Les Echos a écrit:Pierre Graff , PDG d'Aéroports de Paris : « Nous allons inaugurer deux infrastructures majeures en 2012 »
Après une année 2011 marquée par des résultats records et un pic d'investissement, Aéroports de Paris maintient le cap de la croissance en 2012, avec l'ouverture prévue du nouveau satellite 4 et du bâtiment de jonction entre les terminaux A et C de Roissy-CDG.
Quel bilan faites-vous de l'année 2011 ?
Tout d'abord, nous avons battu notre record de trafic, avec 61 millions de passagers à Paris-Charles de Gaulle et 88,1 millions de passagers au total. Soit une croissance de 5,7%. Même en enlevant l'effet volcan islandais en 2010, c'est très supérieur aux 2% de croissance prévus dans le contrat de régulation pour 2011. Tous les faisceaux sont en nette hausse, sauf le Moyen Orient et l'Afrique, du fait des évènements en Tunisie et en Egypte qui nous ont coûté 1 point de trafic.

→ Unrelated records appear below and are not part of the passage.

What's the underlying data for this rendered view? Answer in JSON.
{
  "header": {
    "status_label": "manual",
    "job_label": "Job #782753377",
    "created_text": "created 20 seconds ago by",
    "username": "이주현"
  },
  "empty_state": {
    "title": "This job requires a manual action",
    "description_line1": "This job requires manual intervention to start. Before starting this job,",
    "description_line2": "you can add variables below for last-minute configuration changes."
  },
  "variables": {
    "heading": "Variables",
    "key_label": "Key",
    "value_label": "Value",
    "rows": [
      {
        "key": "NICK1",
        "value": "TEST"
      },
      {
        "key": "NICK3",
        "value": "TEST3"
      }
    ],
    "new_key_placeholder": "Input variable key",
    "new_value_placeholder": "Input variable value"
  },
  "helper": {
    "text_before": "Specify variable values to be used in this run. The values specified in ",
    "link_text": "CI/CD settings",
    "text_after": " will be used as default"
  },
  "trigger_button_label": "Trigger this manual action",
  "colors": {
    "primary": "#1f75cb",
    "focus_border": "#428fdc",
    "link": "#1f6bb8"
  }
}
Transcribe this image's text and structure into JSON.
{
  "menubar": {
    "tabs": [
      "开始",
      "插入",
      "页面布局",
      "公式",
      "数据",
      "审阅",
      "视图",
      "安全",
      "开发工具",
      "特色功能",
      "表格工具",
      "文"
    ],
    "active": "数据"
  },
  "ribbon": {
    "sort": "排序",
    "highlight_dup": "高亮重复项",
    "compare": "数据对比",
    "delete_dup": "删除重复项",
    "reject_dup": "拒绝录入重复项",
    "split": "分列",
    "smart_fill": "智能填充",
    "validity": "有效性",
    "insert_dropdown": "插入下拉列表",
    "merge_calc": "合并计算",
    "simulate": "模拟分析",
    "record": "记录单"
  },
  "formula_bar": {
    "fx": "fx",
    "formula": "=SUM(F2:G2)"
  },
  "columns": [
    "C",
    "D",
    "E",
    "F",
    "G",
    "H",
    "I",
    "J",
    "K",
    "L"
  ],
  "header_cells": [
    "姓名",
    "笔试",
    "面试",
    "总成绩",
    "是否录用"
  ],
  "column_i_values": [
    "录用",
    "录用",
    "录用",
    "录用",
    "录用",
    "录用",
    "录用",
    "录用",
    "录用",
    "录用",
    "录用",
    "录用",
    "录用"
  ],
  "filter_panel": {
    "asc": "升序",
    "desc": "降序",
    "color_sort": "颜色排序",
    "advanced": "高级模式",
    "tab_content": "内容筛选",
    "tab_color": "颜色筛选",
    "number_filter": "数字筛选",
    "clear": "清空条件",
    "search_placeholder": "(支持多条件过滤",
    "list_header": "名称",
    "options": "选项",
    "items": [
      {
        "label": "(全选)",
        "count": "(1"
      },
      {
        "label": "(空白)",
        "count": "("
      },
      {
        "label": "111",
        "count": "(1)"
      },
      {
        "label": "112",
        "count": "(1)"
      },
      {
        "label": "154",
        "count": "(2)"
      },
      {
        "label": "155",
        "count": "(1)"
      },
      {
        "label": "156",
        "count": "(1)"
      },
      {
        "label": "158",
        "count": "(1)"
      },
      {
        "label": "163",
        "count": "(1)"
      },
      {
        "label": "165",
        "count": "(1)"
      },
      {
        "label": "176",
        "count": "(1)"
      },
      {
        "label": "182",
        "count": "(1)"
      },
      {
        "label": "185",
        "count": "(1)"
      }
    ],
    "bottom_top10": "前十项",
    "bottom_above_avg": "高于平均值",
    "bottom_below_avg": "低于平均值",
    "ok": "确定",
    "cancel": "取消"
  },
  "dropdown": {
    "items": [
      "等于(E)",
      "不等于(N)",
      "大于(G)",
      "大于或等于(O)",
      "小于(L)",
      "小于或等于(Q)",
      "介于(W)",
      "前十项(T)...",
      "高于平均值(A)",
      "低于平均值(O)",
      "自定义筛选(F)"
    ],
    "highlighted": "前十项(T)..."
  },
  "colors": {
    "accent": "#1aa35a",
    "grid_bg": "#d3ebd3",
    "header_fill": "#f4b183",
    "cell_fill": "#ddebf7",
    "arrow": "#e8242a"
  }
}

Autre motif de satisfaction : l'amélioration de la qualité de service se poursuit. J'étais un peu inquiet, car 2011 était une année de travaux intensifs. Malgré cela, nous avons progressé de 2 points sur le taux de satisfaction client au départ, qui passe de 79,3% à 81%. Enfin, les résultats sont bons. Le chiffre d'affaires est en faible croissance, du fait d'évènements non récurrents (la vente de Masternaut et les évènements en Libye). Mais l'Ebitda est en hausse de 5,5%, à 972 millions et le résultat opérationnel courant est en hausse de 9,1%, à 607 millions. Les actionnaires devraient être contents.
La crise financière ne vous a-t-elle pas bridé dans vos projets immobiliers ?
Certes, pour Coeur d'Orly nous n'avons pas encore signé notre premier client, mais nous n'avions pas prévu de recettes pour ce projet avant 2016 et il ne nous coûte rien.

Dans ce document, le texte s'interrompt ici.